Very little money is actually being made out of the Internet. In fact, only five out of the top 25 most valuable internet companies are actually profit-making. However, that embarrassing little fact has not stopped the shares of the leading internet companies from soaring.

America OnLine (AOL), which also owns CompuServe, has 12 million paying members and has seen its market capitalisation peak at more than a billion dollars for every million members. Yahoo!, Excite, Lycos and Infoseek are the four most popular US-based internet "search engines". These companies, whose free services allow us as individual surfers to search for what we want on the net, have seen their combined market capitalisation rise almost to equal that of AOL.

Even a service which is little more than a sophisticated notice board recently changed hands for $33m (pounds 20m). Silicon Investor calls itself the "controversial home of individual investors". These individuals the US website describes as sophisticated people who invest their own money for themselves.

The site claims to have many US technology company directors among its 100,000 members who swap investment tips and research, posting their messages on the site after paying a $125 life membership fee.

You also get search tools, which allow you to view all the messages which pertain to stocks in which you may be interested.

Activity has not been consigned to the other side of the Atlantic. ScottishPower's Scottish Telecom subsidiary paid pounds 66m in cash for Demon Internet, which works out roughly to pounds 370 per subscriber. Founded in June 1992, Demon Internet was the pioneer of low-cost, flat-rate Internet connectivity in the UK for both business and home users. It is the largest dial-up Internet service provider in the UK, with over 70 per cent of this market. Mind you, there is more to this acquisition for Scottish Telecom than internet market share. It will also boost its annual turnover by around pounds 20m as Demon Internet's telephone bill switches to it and away from BT.

Will the Internet stocks' bubble burst? Yes, of course it will. Bubbles always burst, slowly deflating, maybe, or explosively decompressing perhaps. There will be a shakeout in the sector. It has happened before. Just ask anybody who bought Netscape shares at their peak before Microsoft turned its attention to the world wide web. However, what does makes these stocks different to the rest of the market is their age.

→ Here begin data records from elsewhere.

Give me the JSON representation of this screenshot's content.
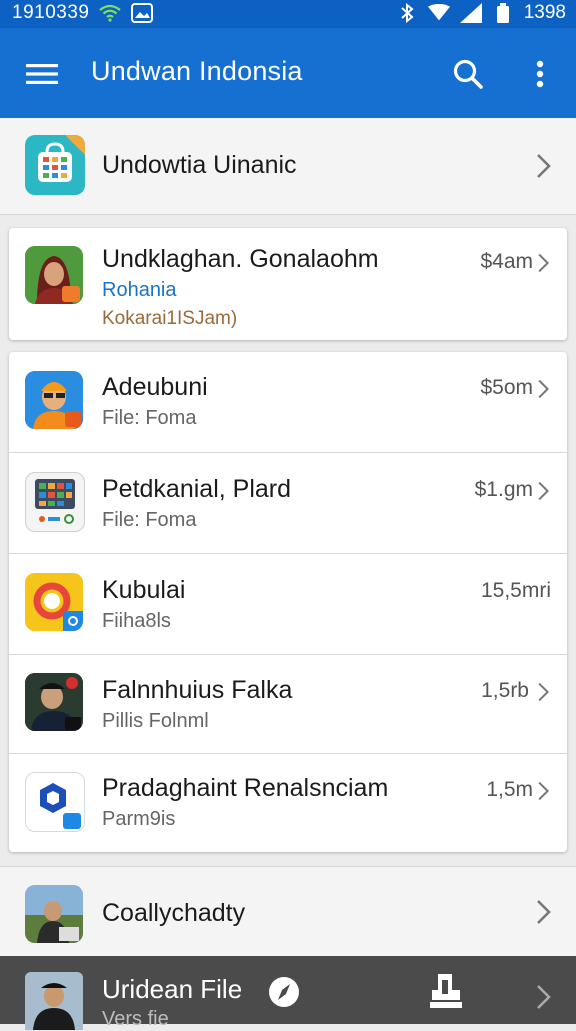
{
  "status_bar": {
    "time": "1910339",
    "clock": "1398"
  },
  "app_bar": {
    "title": "Undwan Indonsia"
  },
  "top_item": {
    "title": "Undowtia Uinanic"
  },
  "featured": {
    "title": "Undklaghan. Gonalaohm",
    "subtitle": "Rohania",
    "detail": "Kokarai1ISJam)",
    "price": "$4am"
  },
  "list": [
    {
      "title": "Adeubuni",
      "subtitle": "File: Foma",
      "meta": "$5om"
    },
    {
      "title": "Petdkanial, Plard",
      "subtitle": "File: Foma",
      "meta": "$1.gm"
    },
    {
      "title": "Kubulai",
      "subtitle": "Fiiha8ls",
      "meta": "15,5mri"
    },
    {
      "title": "Falnnhuius Falka",
      "subtitle": "Pillis Folnml",
      "meta": "1,5rb"
    },
    {
      "title": "Pradaghaint Renalsnciam",
      "subtitle": "Parm9is",
      "meta": "1,5m"
    }
  ],
  "lower_item": {
    "title": "Coallychadty"
  },
  "bottom_bar": {
    "title": "Uridean File",
    "subtitle": "Vers fie"
  },
  "colors": {
    "app_bar": "#1570d2",
    "status_bar": "#0d61c2",
    "bottom_bar": "#4b4b4b",
    "link": "#1a73c8",
    "detail": "#9a6a3a"
  }
}
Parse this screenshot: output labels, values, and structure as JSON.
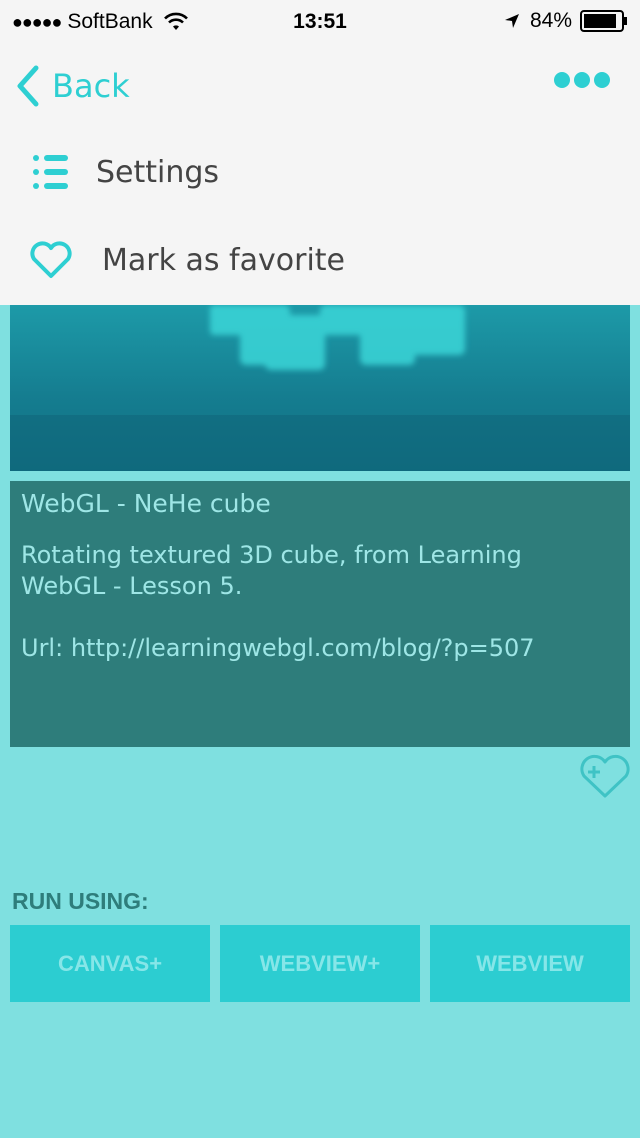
{
  "status_bar": {
    "carrier": "SoftBank",
    "time": "13:51",
    "battery": "84%"
  },
  "nav": {
    "back_label": "Back"
  },
  "menu": {
    "settings_label": "Settings",
    "favorite_label": "Mark as favorite"
  },
  "card": {
    "title": "WebGL - NeHe cube",
    "description": "Rotating textured 3D cube, from Learning\nWebGL - Lesson 5.\n\nUrl: http://learningwebgl.com/blog/?p=507"
  },
  "run": {
    "label": "RUN USING:",
    "buttons": [
      "CANVAS+",
      "WEBVIEW+",
      "WEBVIEW"
    ]
  },
  "colors": {
    "accent": "#2ecfd2",
    "background": "#7fe0e0",
    "card": "#2e7d7b"
  }
}
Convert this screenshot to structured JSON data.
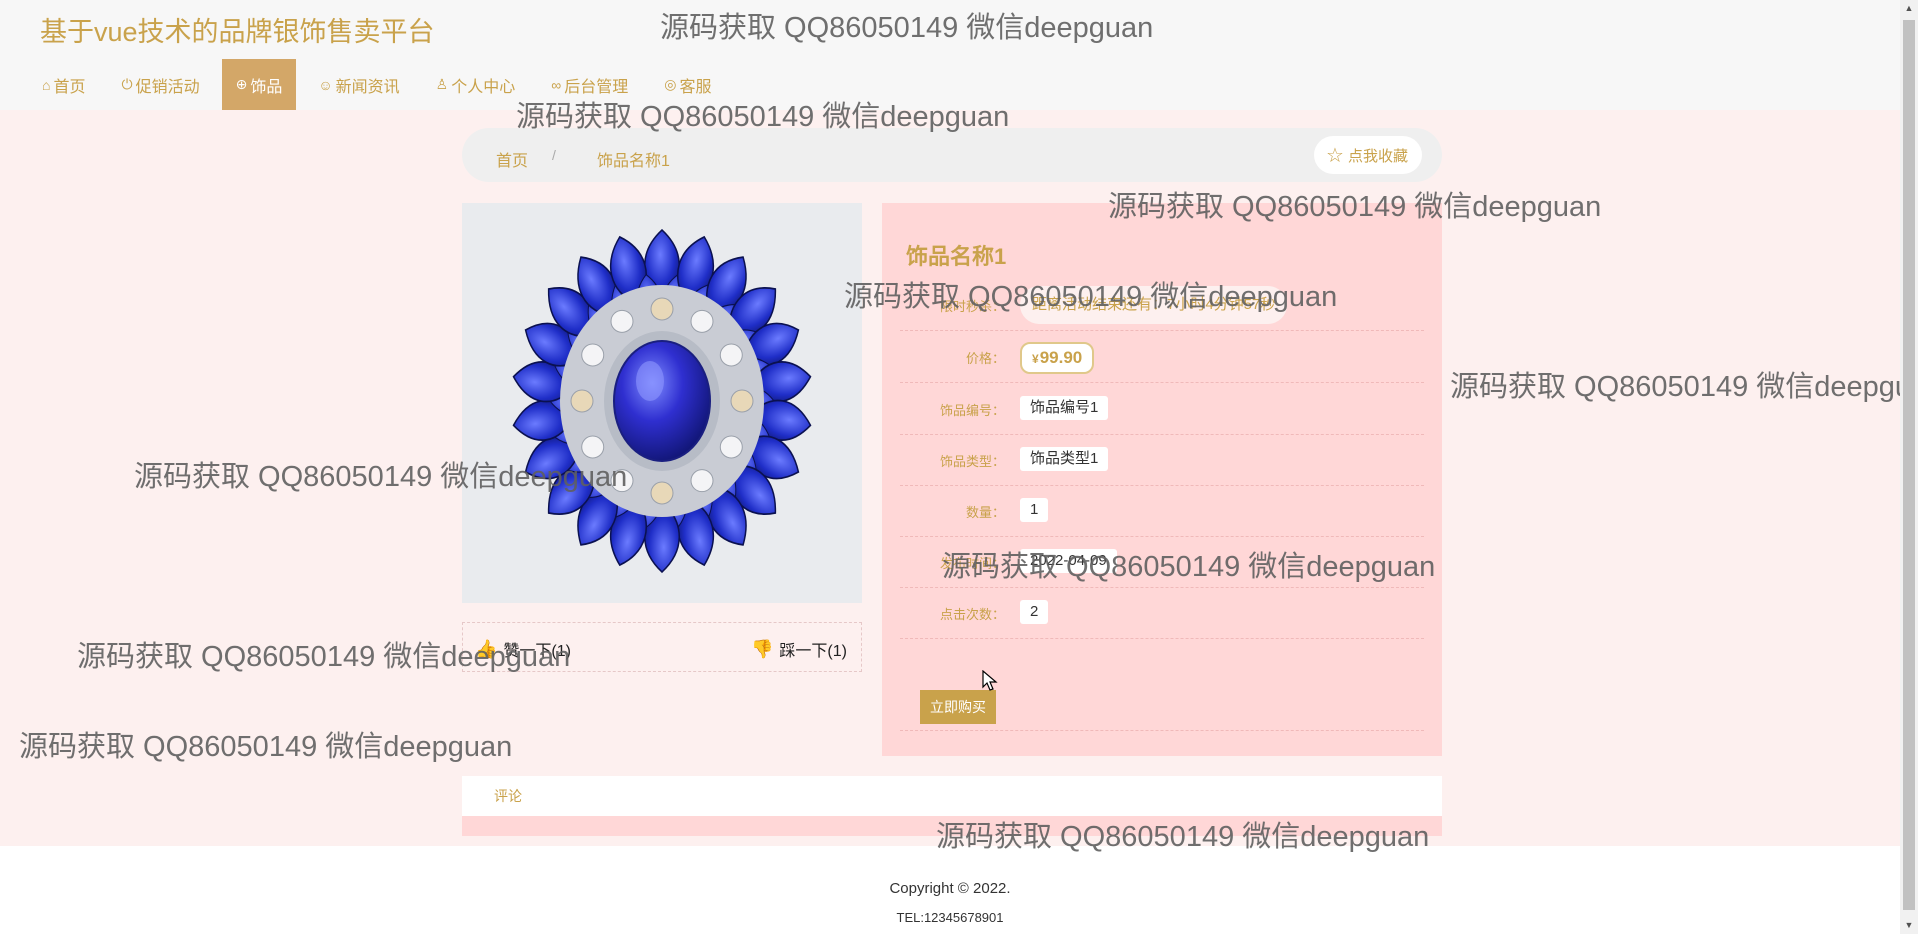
{
  "header": {
    "site_title": "基于vue技术的品牌银饰售卖平台",
    "nav": [
      {
        "label": "首页",
        "icon": "home-icon",
        "glyph": "⌂"
      },
      {
        "label": "促销活动",
        "icon": "power-icon",
        "glyph": "⏻"
      },
      {
        "label": "饰品",
        "icon": "globe-icon",
        "glyph": "⊕",
        "active": true
      },
      {
        "label": "新闻资讯",
        "icon": "smile-icon",
        "glyph": "☺"
      },
      {
        "label": "个人中心",
        "icon": "user-icon",
        "glyph": "♙"
      },
      {
        "label": "后台管理",
        "icon": "link-icon",
        "glyph": "∞"
      },
      {
        "label": "客服",
        "icon": "support-icon",
        "glyph": "◎"
      }
    ]
  },
  "breadcrumb": {
    "home": "首页",
    "separator": "/",
    "current": "饰品名称1",
    "favorite_label": "点我收藏"
  },
  "product": {
    "name": "饰品名称1",
    "image_alt": "blue crystal brooch",
    "rows": {
      "countdown": {
        "label": "限时秒杀：",
        "value": "距离活动结束还有：7小时4分钟57秒"
      },
      "price": {
        "label": "价格：",
        "currency": "¥",
        "value": "99.90"
      },
      "code": {
        "label": "饰品编号：",
        "value": "饰品编号1"
      },
      "type": {
        "label": "饰品类型：",
        "value": "饰品类型1"
      },
      "quantity": {
        "label": "数量：",
        "value": "1"
      },
      "publish_time": {
        "label": "发布时间：",
        "value": "2022-04-09"
      },
      "clicks": {
        "label": "点击次数：",
        "value": "2"
      }
    },
    "buy_label": "立即购买",
    "like_label": "赞一下(1)",
    "dislike_label": "踩一下(1)"
  },
  "comments": {
    "tab_label": "评论"
  },
  "footer": {
    "copyright": "Copyright © 2022.",
    "tel": "TEL:12345678901"
  },
  "watermark": "源码获取 QQ86050149 微信deepguan",
  "colors": {
    "accent": "#c9a24b",
    "nav_active": "#d3a768",
    "panel_bg": "#ffd7d7",
    "page_bg": "#fdf0ef",
    "vote_icon": "#e0302d"
  }
}
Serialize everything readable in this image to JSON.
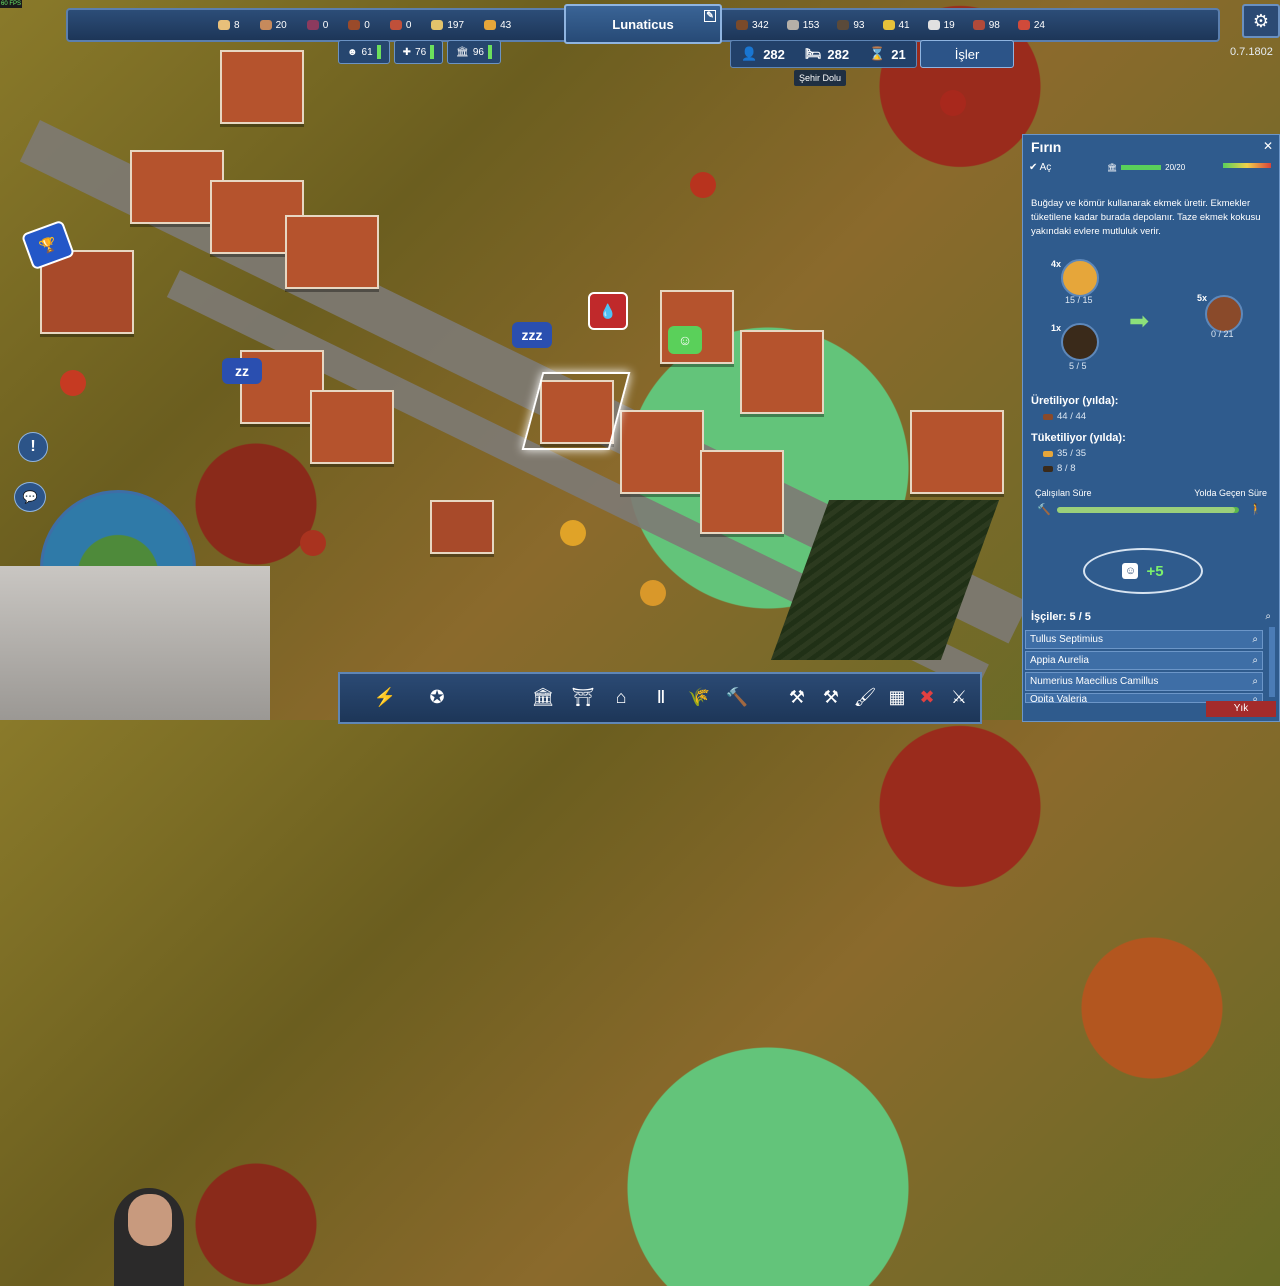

The internet is not a mature business. And, yes, you can read that statement in more ways than one. The prices of internet stocks are being driven by forecasts of massive increases in advertising spending on the web by businesses attempting to reach consumers who will themselves, within a few short years, be spending even larger sums of money buying through websites.

Imagine at the turn of the last century somebody had offered you a glimpse of how important the car was going to be in the 20th century and then offered you the chance to invest in automobile stocks. Mind you, with my luck I would probably have gone for the company making square wheels (to stop the car rolling back down hill). The trick with investing in Internet stocks for the 21 century is to make sure that we avoid the "square wheel".